Despite the Archbishop of Canterbury declaring that climate change is the greatest challenge we face, the Church of England still invests millions in fossil fuels. Valerie King from Christian Climate Action is calling on the CofE to divest by October 2022 – and she’s disrupting church services to make her point


Why would ten Christians, including a retired Anglican priest, disrupt a Sunday Eucharist service in Wells Cathedral?

As members of Christian Climate Action, we thought carefully about how to carry out this action in a prayerful and respectful way. After receiving communion, we processed to the altar singing the final hymn and faced the congregation holding banners with the words: “No Faith in Fossil Fuels” and “Churches Divest Now”. One of our group then went to the pulpit to explain why we were there: to call on Church of England dioceses – including Bath and Wells – the Church Commissioners and Pensions Board to commit entirely to fossil fuel divestment.

It is abhorrent that the Church should continue to support and profit from investment in these killers

We all had our personal reasons for taking part in the protest; Karen Grattage, mum of a toddler and churchwarden of Bath and Wells Diocese said: “I’m really worried about the future for my child and other people’s children. I think people don’t realise churches are still investing in companies that are destroying the planet and I want things to change before it’s too late.”

Retired teacher Liz Rosser gave her reasons: “Fossil fuels are killing us. We are facing the collapse of everything we know and love. People are dying and losing their homes now because of the greenhouse gases in the atmosphere, caused primarily by the burning of fossil fuels. It is abhorrent that the Church should continue to support and profit from investment in these killers. We have alternatives. Let’s invest in those.”

And Phil Manning, training for ordained ministry at Trinity College, who took part in the protest outside the cathedral, said: “I am joining this action because the Church of England seriously needs to put their money where their mouth is in terms of declaring that we are in a climate emergency. The Church claims that caring for creation is part of our mission to the world…and yet, despite the fact that it’s been long proven that fossil fuels are damaging our world, it continues to invest and therefore participate in this destructive practice.”
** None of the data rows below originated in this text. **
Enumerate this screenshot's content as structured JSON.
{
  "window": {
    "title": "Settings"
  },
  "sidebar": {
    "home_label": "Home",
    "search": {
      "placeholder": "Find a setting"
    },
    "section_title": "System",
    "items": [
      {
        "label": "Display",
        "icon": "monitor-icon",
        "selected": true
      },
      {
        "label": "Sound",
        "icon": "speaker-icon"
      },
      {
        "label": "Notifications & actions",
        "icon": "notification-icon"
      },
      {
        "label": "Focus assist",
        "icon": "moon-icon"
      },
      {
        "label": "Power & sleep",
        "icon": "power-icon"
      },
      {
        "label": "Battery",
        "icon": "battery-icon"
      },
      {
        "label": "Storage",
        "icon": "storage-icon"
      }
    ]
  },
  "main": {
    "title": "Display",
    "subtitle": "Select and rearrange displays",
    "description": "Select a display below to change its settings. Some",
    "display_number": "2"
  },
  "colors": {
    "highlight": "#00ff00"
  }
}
The greatest challenge we face


Archbishop Justin Welby puts it very plainly: “Climate change is the greatest challenge that we and future generations face.” And the inconvenient truth is that, while there is acceptance of the reality of the climate emergency by governments and major institutions, carbon emissions continue to rise – and 86 per cent come from the burning of fossil fuels. In May 2021 Fatih Birol, the International Energy Agency’s executive director told The Guardian: “If governments are serious about the climate crisis, there can be no new investments in oil, gas and coal, from now – from this year.”

The current fuel crisis, exacerbated by the Russian invasion of Ukraine, presents the Church of England with an opportunity – and a moral decision. To continue funding the fossil fuel industry, which is profiting from the crisis and is committed to increase oil and gas extraction; or to divest immediately, concentrating on the development of clean alternatives to fossil fuels.

While UK citizens suffer from fuel poverty, twelve CofE dioceses, the Church Commissioners and Pensions Board continue to invest roughly £55m in companies like Shell, who in March cynically purchased a cargo of Russian crude oil at a knock-down price, as other companies shunned Russian supplies.

An estimated 35 per cent of all the commitments to divest from fossil fuels around the world have been made by faith institutions, more than any other single sector. This is good news and something to be proud of. But we must go further. This week Synod is voting on a pathway to net zero by 2030. We urge the Church to also announce its intention to divest entirely from fossil fuel companies and complete divestment by the end of October 2022, ahead of the international climate change meeting in Egypt (COP27). Humanity is running out of time and the Church must be a prophetic voice!